La vie de DJ Mehdi, un mélomane visionnaire et hors du commun au destin tragique
MC Solaar l’a décrit comme un « perfectionniste en freestyle »DJ Mehdi, jeune banlieusard d’origine tunisienne, est l’un des ambassadeurs de la French touch – la musique électronique créée à partir de samples – aux côtés de Cassius, Daft Punk ou encore Justice. Doté d’une oreille hors du commun, il déniche les meilleures boucles musicales dans une très grande variété de vinyles. Avant de rejoindre le mouvement électro et d’en devenir l’un des pionniers, DJ Mehdi a épousé le rap pour le réinventer. Il a commencé seul dans sa chambre d’adolescent avec un sampler qu’il a bricolé lui-même : Mehdi Favéris-Essadi, de son vrai nom, est un mélomane autodidacte.
Il n’a que 13 ans lorsqu’il rencontre le rappeur Kery James. Ensemble, ils se font connaître, notamment avec leur groupe Idéal J, formé en 1992. Mais à cette époque, la culture hip-hop est encore regardée d’un mauvais œil : « Le rap n’était pas très connu, c’était de la musique de rue et elle était associée à la violence »dit la mère de Mehdi dans cette série hommage en six épisodes.

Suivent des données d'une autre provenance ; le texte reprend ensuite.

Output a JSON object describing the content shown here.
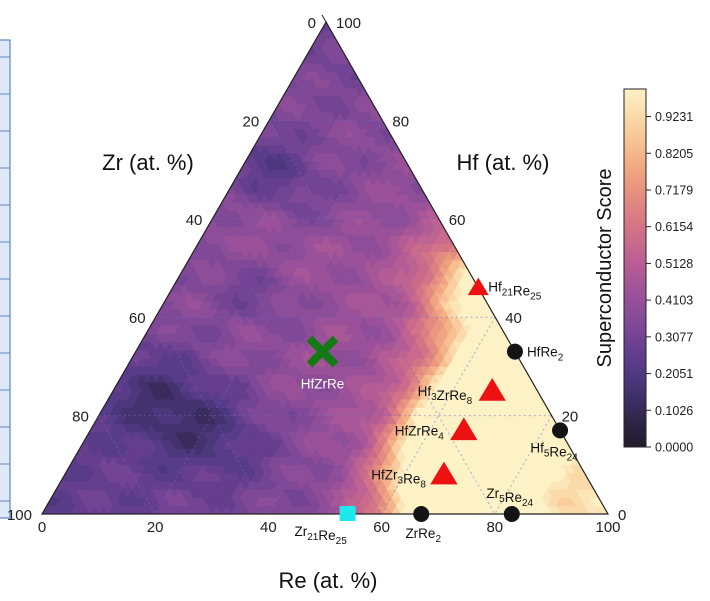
{
  "chart_data": {
    "type": "ternary-contour",
    "axes": {
      "a": {
        "label": "Zr (at. %)",
        "ticks": [
          0,
          20,
          40,
          60,
          80,
          100
        ]
      },
      "b": {
        "label": "Hf (at. %)",
        "ticks": [
          100,
          80,
          60,
          40,
          20,
          0
        ]
      },
      "c": {
        "label": "Re (at. %)",
        "ticks": [
          0,
          20,
          40,
          60,
          80,
          100
        ]
      }
    },
    "colorbar": {
      "label": "Superconductor Score",
      "range": [
        0,
        1
      ],
      "ticks": [
        "0.0000",
        "0.1026",
        "0.2051",
        "0.3077",
        "0.4103",
        "0.5128",
        "0.6154",
        "0.7179",
        "0.8205",
        "0.9231"
      ],
      "colors": [
        "#1f1c2b",
        "#2f2545",
        "#40306a",
        "#533a86",
        "#6b4191",
        "#844a98",
        "#9c5299",
        "#b45c95",
        "#c96a8c",
        "#d97b84",
        "#e8927f",
        "#f2aa82",
        "#f7c494",
        "#fbdcac",
        "#fdf1c6"
      ]
    },
    "markers": [
      {
        "label": "Hf21Re25",
        "hf": 46,
        "zr": 0,
        "re": 54,
        "shape": "triangle",
        "color": "#ee1111"
      },
      {
        "label": "HfRe2",
        "hf": 33,
        "zr": 0,
        "re": 67,
        "shape": "circle",
        "color": "#141414"
      },
      {
        "label": "Hf3ZrRe8",
        "hf": 25,
        "zr": 8,
        "re": 67,
        "shape": "triangle",
        "color": "#ee1111"
      },
      {
        "label": "HfZrRe4",
        "hf": 17,
        "zr": 17,
        "re": 66,
        "shape": "triangle",
        "color": "#ee1111"
      },
      {
        "label": "Hf5Re24",
        "hf": 17,
        "zr": 0,
        "re": 83,
        "shape": "circle",
        "color": "#141414"
      },
      {
        "label": "HfZr3Re8",
        "hf": 8,
        "zr": 25,
        "re": 67,
        "shape": "triangle",
        "color": "#ee1111"
      },
      {
        "label": "Zr5Re24",
        "hf": 0,
        "zr": 17,
        "re": 83,
        "shape": "circle",
        "color": "#141414"
      },
      {
        "label": "ZrRe2",
        "hf": 0,
        "zr": 33,
        "re": 67,
        "shape": "circle",
        "color": "#141414"
      },
      {
        "label": "Zr21Re25",
        "hf": 0,
        "zr": 46,
        "re": 54,
        "shape": "square",
        "color": "#1ee8ec"
      },
      {
        "label": "HfZrRe",
        "hf": 33,
        "zr": 34,
        "re": 33,
        "shape": "cross",
        "color": "#157a15"
      }
    ],
    "grid": true
  }
}
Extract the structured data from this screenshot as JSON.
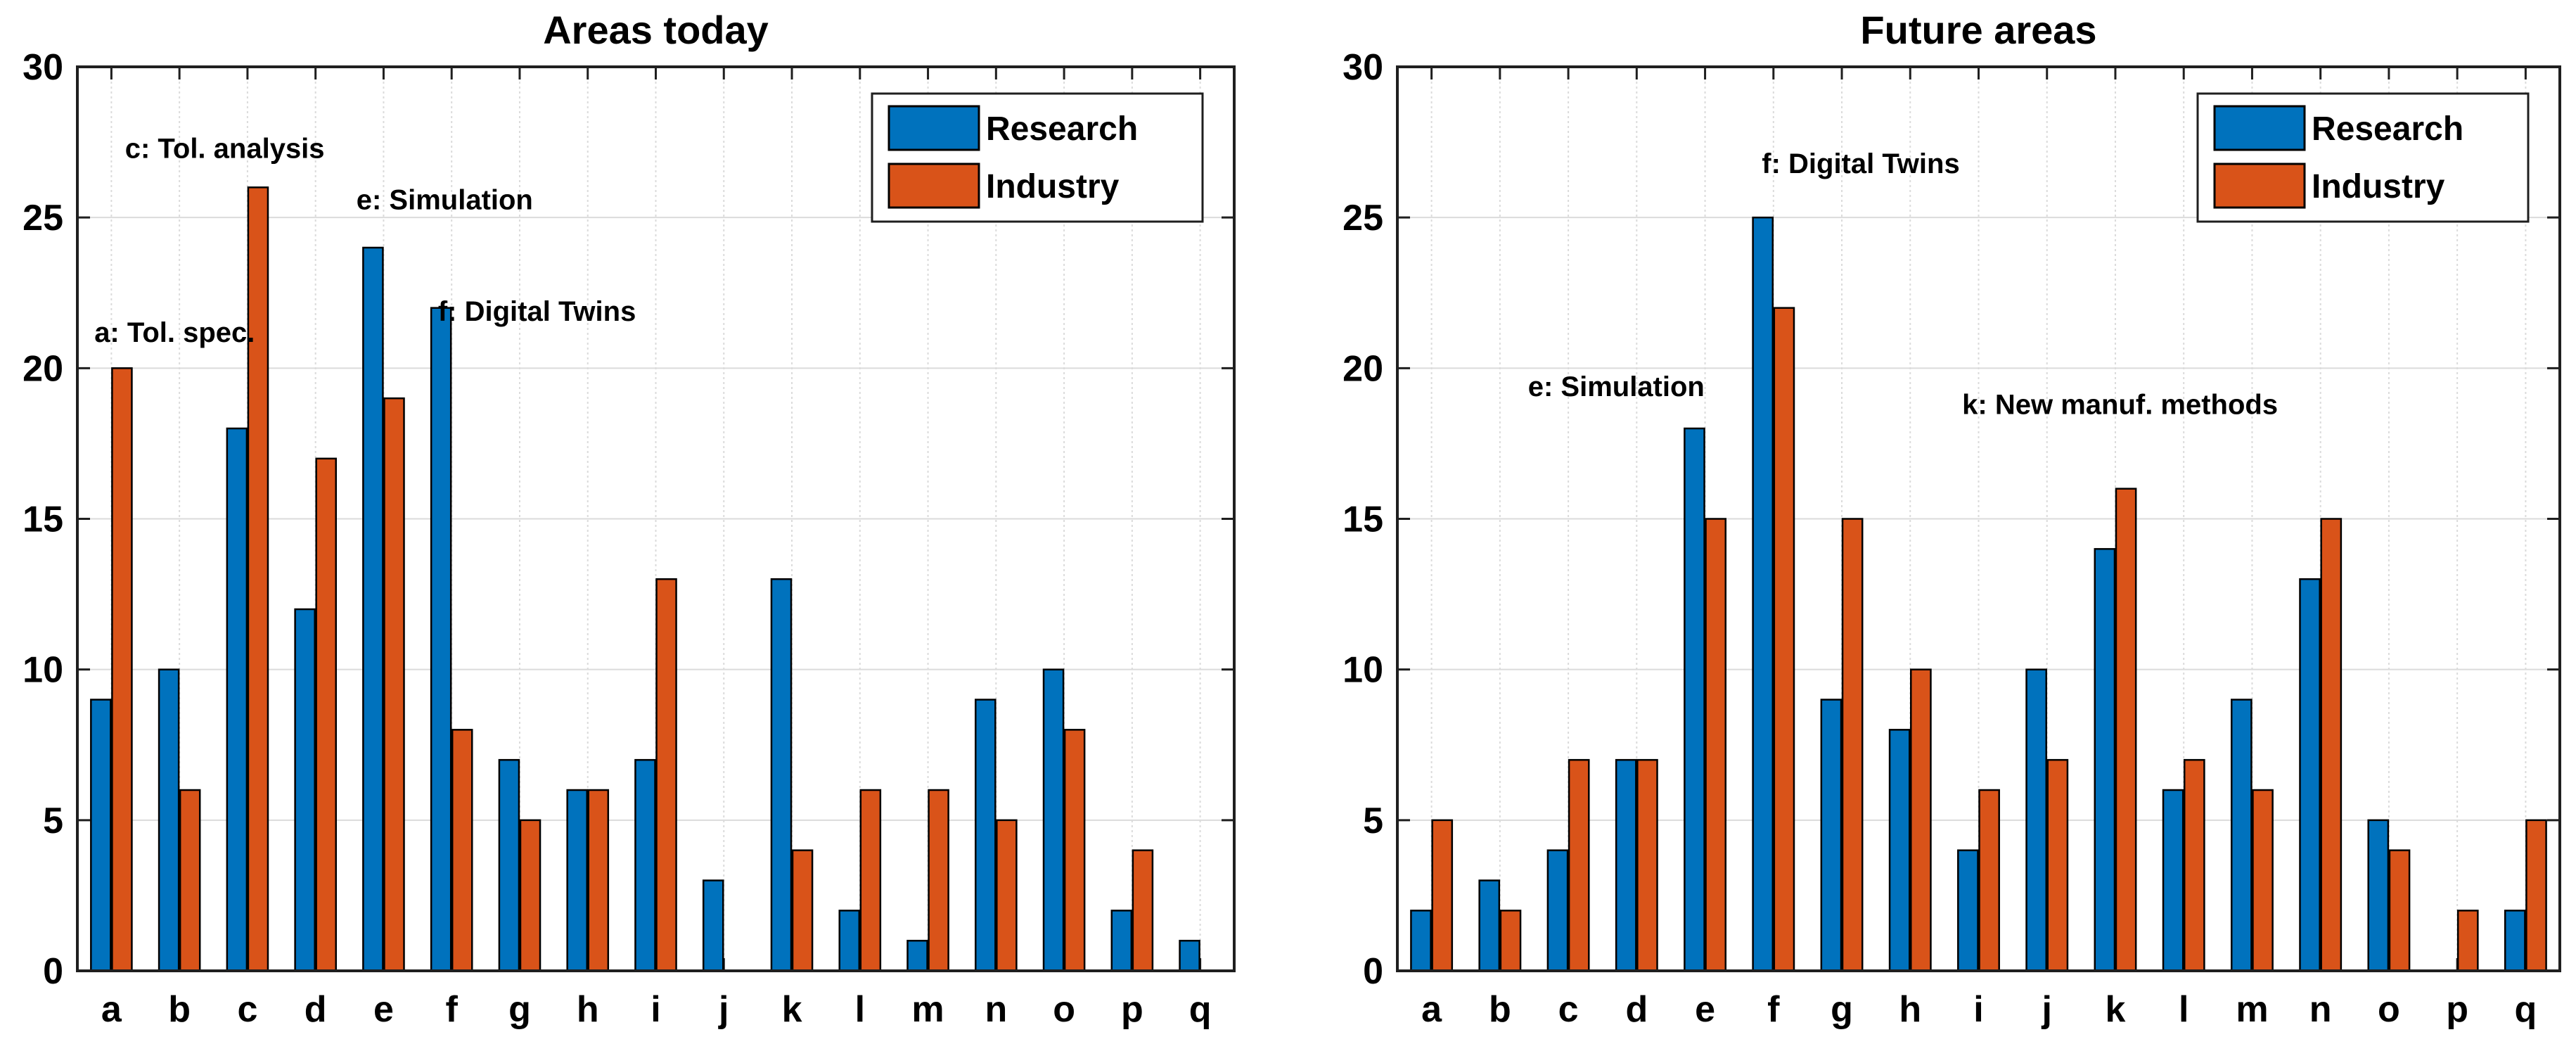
{
  "figure": {
    "background": "#FFFFFF",
    "text_color": "#000000",
    "axis_color": "#1F1F1F",
    "grid_color": "#DBDBDB",
    "legend_labels": [
      "Research",
      "Industry"
    ],
    "series_colors": {
      "research": "#0072BD",
      "industry": "#D95319"
    }
  },
  "chart_data": [
    {
      "type": "bar",
      "title": "Areas today",
      "categories": [
        "a",
        "b",
        "c",
        "d",
        "e",
        "f",
        "g",
        "h",
        "i",
        "j",
        "k",
        "l",
        "m",
        "n",
        "o",
        "p",
        "q"
      ],
      "series": [
        {
          "name": "Research",
          "color": "#0072BD",
          "values": [
            9,
            10,
            18,
            12,
            24,
            22,
            7,
            6,
            7,
            3,
            13,
            2,
            1,
            9,
            10,
            2,
            1
          ]
        },
        {
          "name": "Industry",
          "color": "#D95319",
          "values": [
            20,
            6,
            26,
            17,
            19,
            8,
            5,
            6,
            13,
            0,
            4,
            6,
            6,
            5,
            8,
            4,
            0
          ]
        }
      ],
      "xlabel": "",
      "ylabel": "",
      "ylim": [
        0,
        30
      ],
      "yticks": [
        0,
        5,
        10,
        15,
        20,
        25,
        30
      ],
      "grid": true,
      "legend_position": "top-right",
      "annotations": [
        {
          "text": "a: Tol. spec.",
          "x_cat": 0.25,
          "y_val": 21.2
        },
        {
          "text": "c: Tol. analysis",
          "x_cat": 0.7,
          "y_val": 27.3
        },
        {
          "text": "e: Simulation",
          "x_cat": 4.1,
          "y_val": 25.6
        },
        {
          "text": "f: Digital Twins",
          "x_cat": 5.3,
          "y_val": 21.9
        }
      ]
    },
    {
      "type": "bar",
      "title": "Future areas",
      "categories": [
        "a",
        "b",
        "c",
        "d",
        "e",
        "f",
        "g",
        "h",
        "i",
        "j",
        "k",
        "l",
        "m",
        "n",
        "o",
        "p",
        "q"
      ],
      "series": [
        {
          "name": "Research",
          "color": "#0072BD",
          "values": [
            2,
            3,
            4,
            7,
            18,
            25,
            9,
            8,
            4,
            10,
            14,
            6,
            9,
            13,
            5,
            0,
            2
          ]
        },
        {
          "name": "Industry",
          "color": "#D95319",
          "values": [
            5,
            2,
            7,
            7,
            15,
            22,
            15,
            10,
            6,
            7,
            16,
            7,
            6,
            15,
            4,
            2,
            5
          ]
        }
      ],
      "xlabel": "",
      "ylabel": "",
      "ylim": [
        0,
        30
      ],
      "yticks": [
        0,
        5,
        10,
        15,
        20,
        25,
        30
      ],
      "grid": true,
      "legend_position": "top-right",
      "annotations": [
        {
          "text": "e: Simulation",
          "x_cat": 1.91,
          "y_val": 19.4
        },
        {
          "text": "f: Digital Twins",
          "x_cat": 5.33,
          "y_val": 26.8
        },
        {
          "text": "k: New manuf. methods",
          "x_cat": 8.26,
          "y_val": 18.8
        }
      ]
    }
  ]
}
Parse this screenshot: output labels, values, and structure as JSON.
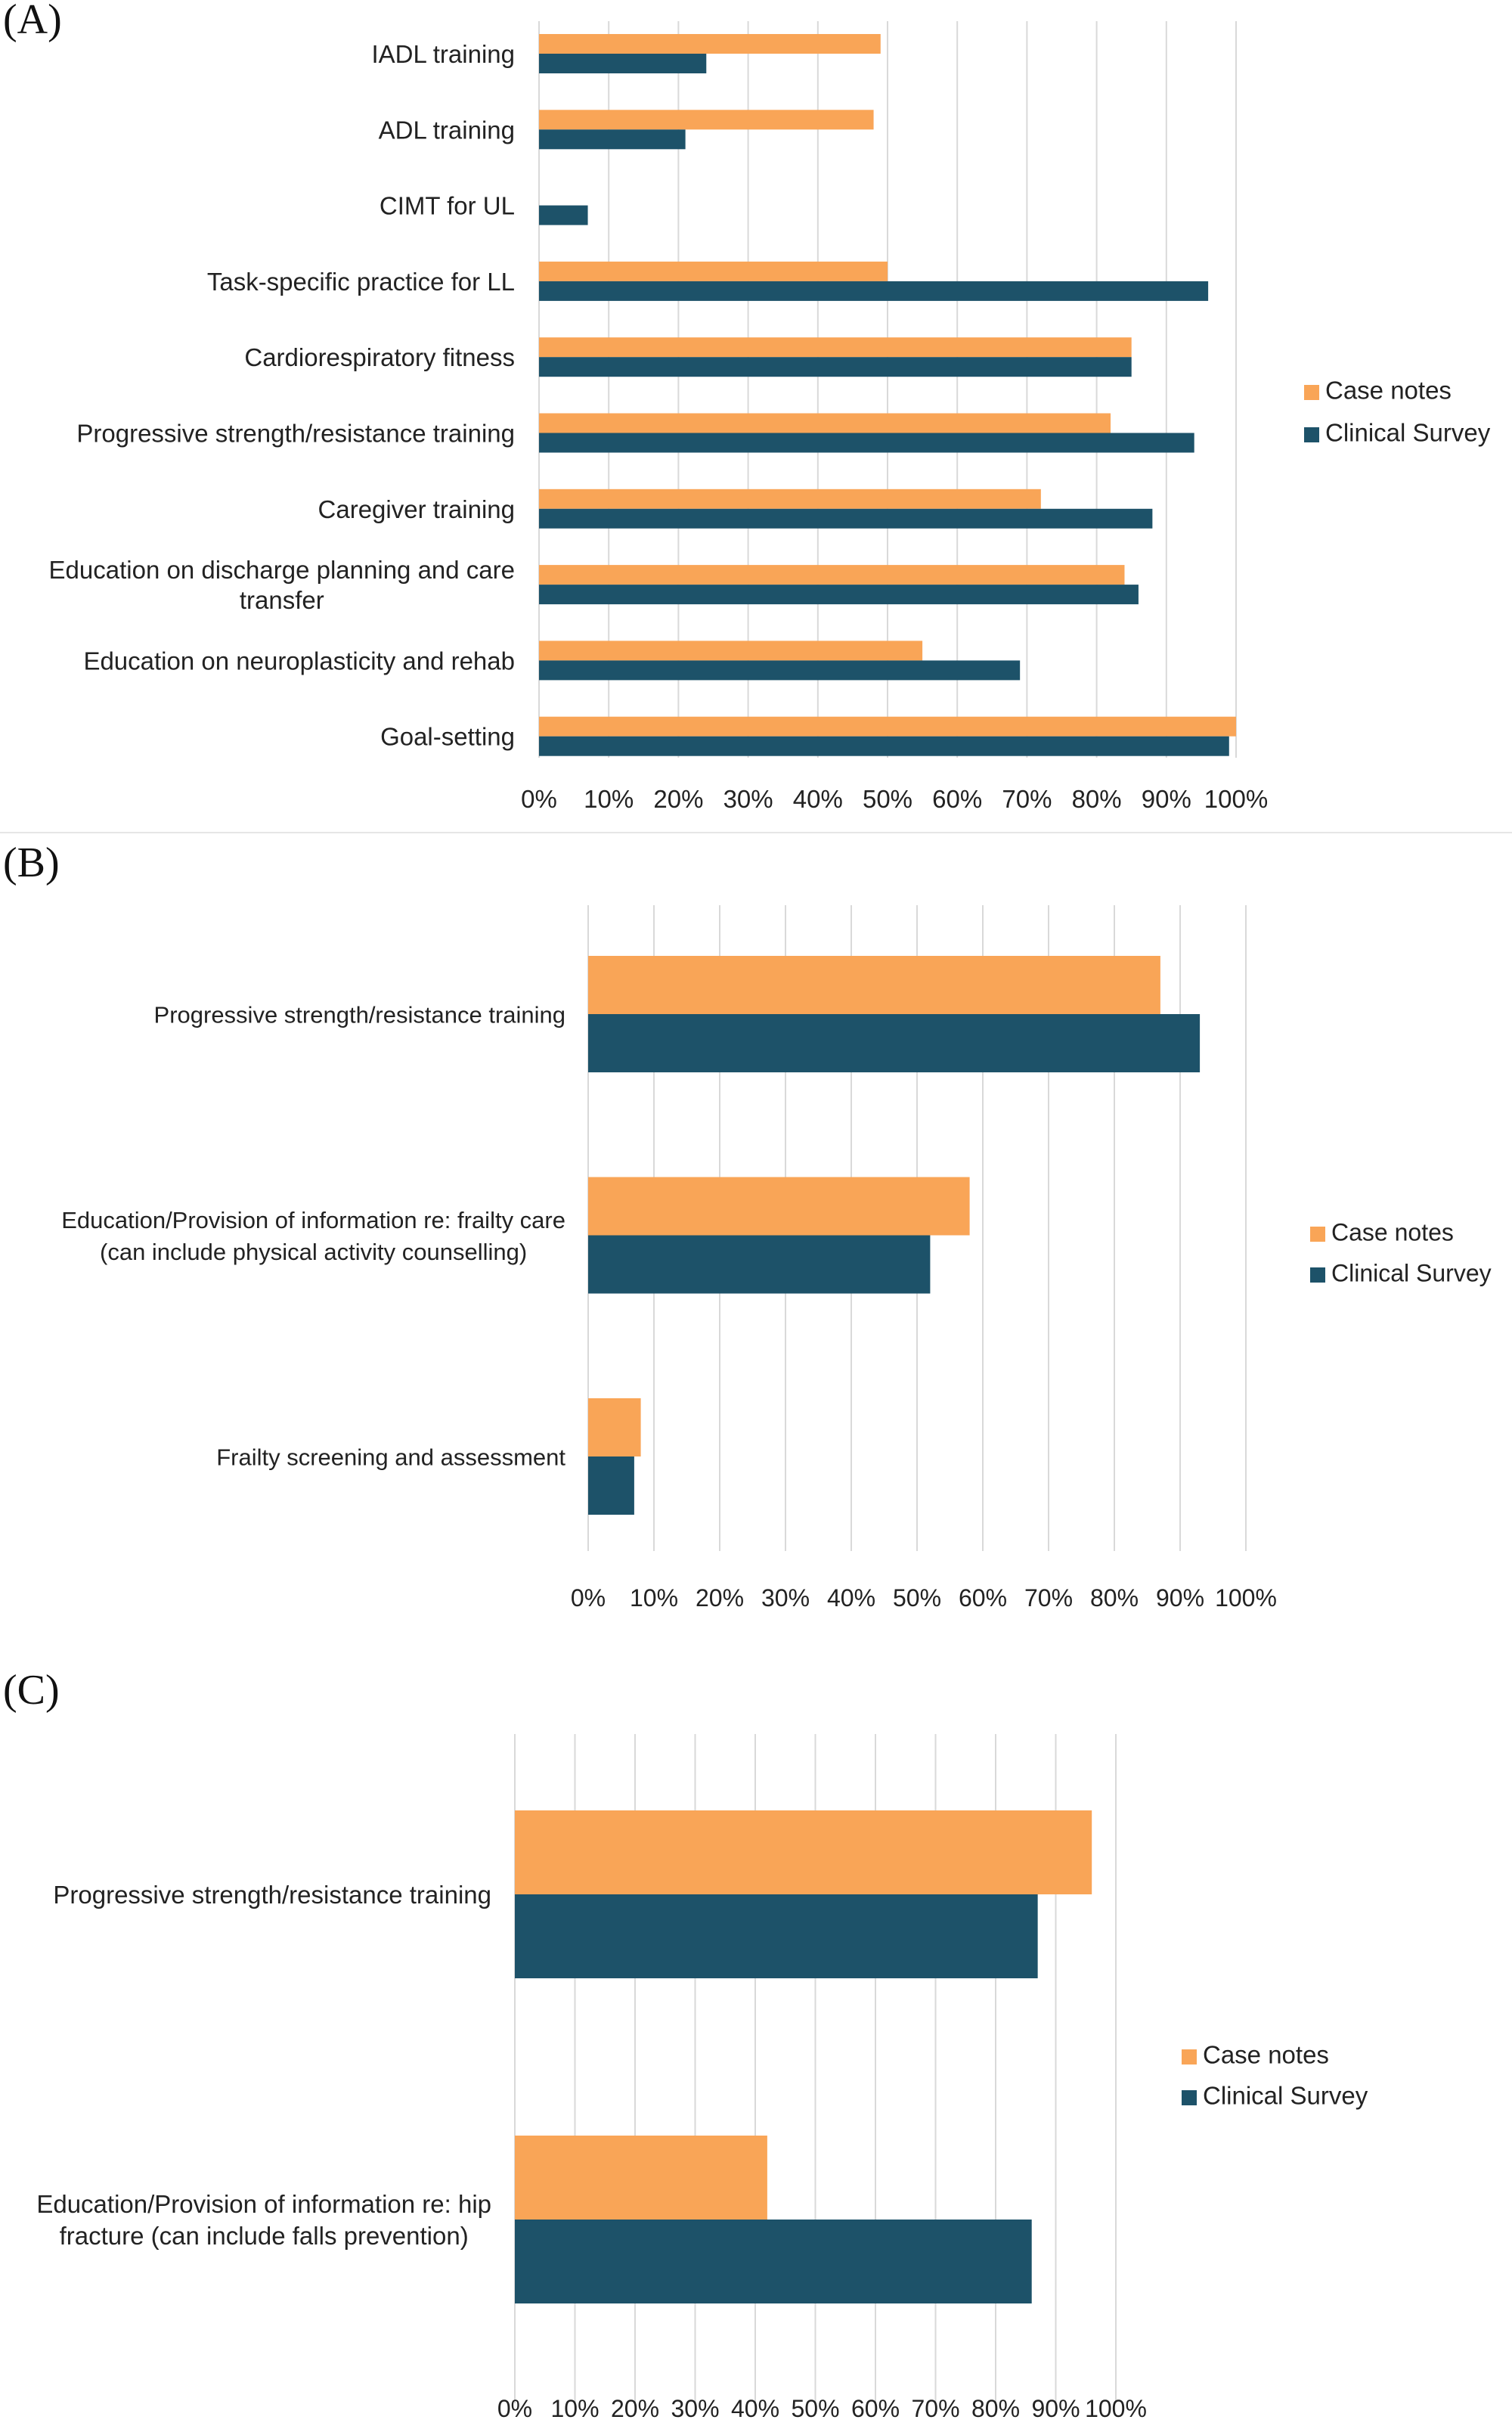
{
  "colors": {
    "case_notes": "#F9A557",
    "clinical_survey": "#1D5269",
    "grid": "#D9D9D9",
    "text": "#222222"
  },
  "chart_data": [
    {
      "type": "bar",
      "orientation": "horizontal",
      "panel_label": "(A)",
      "categories": [
        "IADL training",
        "ADL training",
        "CIMT for UL",
        "Task-specific practice for LL",
        "Cardiorespiratory fitness",
        "Progressive strength/resistance training",
        "Caregiver training",
        "Education on discharge planning and care transfer",
        "Education on neuroplasticity and rehab",
        "Goal-setting"
      ],
      "category_lines": [
        [
          "IADL training"
        ],
        [
          "ADL training"
        ],
        [
          "CIMT for UL"
        ],
        [
          "Task-specific practice for LL"
        ],
        [
          "Cardiorespiratory fitness"
        ],
        [
          "Progressive strength/resistance training"
        ],
        [
          "Caregiver training"
        ],
        [
          "Education on discharge planning and care",
          "transfer"
        ],
        [
          "Education on neuroplasticity and rehab"
        ],
        [
          "Goal-setting"
        ]
      ],
      "series": [
        {
          "name": "Case notes",
          "values": [
            49,
            48,
            0,
            50,
            85,
            82,
            72,
            84,
            55,
            100
          ]
        },
        {
          "name": "Clinical Survey",
          "values": [
            24,
            21,
            7,
            96,
            85,
            94,
            88,
            86,
            69,
            99
          ]
        }
      ],
      "xlim": [
        0,
        100
      ],
      "ticks": [
        "0%",
        "10%",
        "20%",
        "30%",
        "40%",
        "50%",
        "60%",
        "70%",
        "80%",
        "90%",
        "100%"
      ],
      "grid": true,
      "legend": "right"
    },
    {
      "type": "bar",
      "orientation": "horizontal",
      "panel_label": "(B)",
      "categories": [
        "Progressive strength/resistance training",
        "Education/Provision of information re: frailty care (can include physical activity counselling)",
        "Frailty screening and assessment"
      ],
      "category_lines": [
        [
          "Progressive strength/resistance training"
        ],
        [
          "Education/Provision of information re: frailty care",
          "(can include physical activity counselling)"
        ],
        [
          "Frailty screening and assessment"
        ]
      ],
      "series": [
        {
          "name": "Case notes",
          "values": [
            87,
            58,
            8
          ]
        },
        {
          "name": "Clinical Survey",
          "values": [
            93,
            52,
            7
          ]
        }
      ],
      "xlim": [
        0,
        100
      ],
      "ticks": [
        "0%",
        "10%",
        "20%",
        "30%",
        "40%",
        "50%",
        "60%",
        "70%",
        "80%",
        "90%",
        "100%"
      ],
      "grid": true,
      "legend": "right"
    },
    {
      "type": "bar",
      "orientation": "horizontal",
      "panel_label": "(C)",
      "categories": [
        "Progressive strength/resistance training",
        "Education/Provision of information re: hip fracture (can include falls prevention)"
      ],
      "category_lines": [
        [
          "Progressive strength/resistance training"
        ],
        [
          "Education/Provision of information re: hip",
          "fracture (can include falls prevention)"
        ]
      ],
      "series": [
        {
          "name": "Case notes",
          "values": [
            96,
            42
          ]
        },
        {
          "name": "Clinical Survey",
          "values": [
            87,
            86
          ]
        }
      ],
      "xlim": [
        0,
        100
      ],
      "ticks": [
        "0%",
        "10%",
        "20%",
        "30%",
        "40%",
        "50%",
        "60%",
        "70%",
        "80%",
        "90%",
        "100%"
      ],
      "grid": true,
      "legend": "right"
    }
  ]
}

Un transmetteur sonore entre rap et électro
Les radios refusent de diffuser leurs morceaux et leur producteur veut les transformer en produits commerciaux. Pour DJ Mehdi, ces concessions sont impossibles. Il n’oublie pas d’où il vient. Dans des images d’archives, il décrit son appartenance à la première famille noire de Gennevilliers, dans la banlieue ouest de Paris. « Ils sont arrivés en 1964 de Tunis. Les services sociaux ne savaient pas quoi faire, alors ils ont rebaptisé mes proches pour leur donner des noms français. » Quelques années plus tard, il devient l’un des piliers du groupe Mafia K’1 Fry et collabore avec les plus grands noms – Diam’s, Mc Solaar, Rim’k, Akhenaton… – dont certains parlent encore aujourd’hui.
Il est le premier artiste français à avoir fait ce grand saut entre le rap et l’électro. Deux univers qui semblent tout opposer, engagés dans une guerre froide qui ne dit pas son nom. Alors que le rap est encore à cette époque associé à la musique de quartier, le mouvement électro, très visuel, représente en partie la communauté queer issue de milieux favorisés. Mais pour Mehdi, ces frontières n’existent pas lorsqu’il s’agit de créer. Et c’est dans ce sens qu’il compose, en collaboration avec le duo Cassius, pour MC Solaar. Le manager de Daft Punk, Pedro Winter, devient alors le sien et lui ouvre les portes de la scène house élitiste. Il témoigne pour la série et s’amuse à décrire DJ Mehdi comme « bogue de l’an 2000 « .
Le nom de DJ Mehdi, décédé en 2011 suite à une chute, continue de résonner avec respect et unanimité, dans la culture hip-hop autant que dans le mouvement électro, deux cultures aujourd’hui connectées grâce à lui. Riche en archives et brillamment produit, DJ Mehdi : fabriqué en France a également été lauréat de la meilleure série documentaire à Cannes Séries 2024. Un très bel hommage à ce mélomane sans limite, qui a osé briser les codes sociétaux pour servir son art.
DJ Mehdi : fabriqué en FranceArte.tv.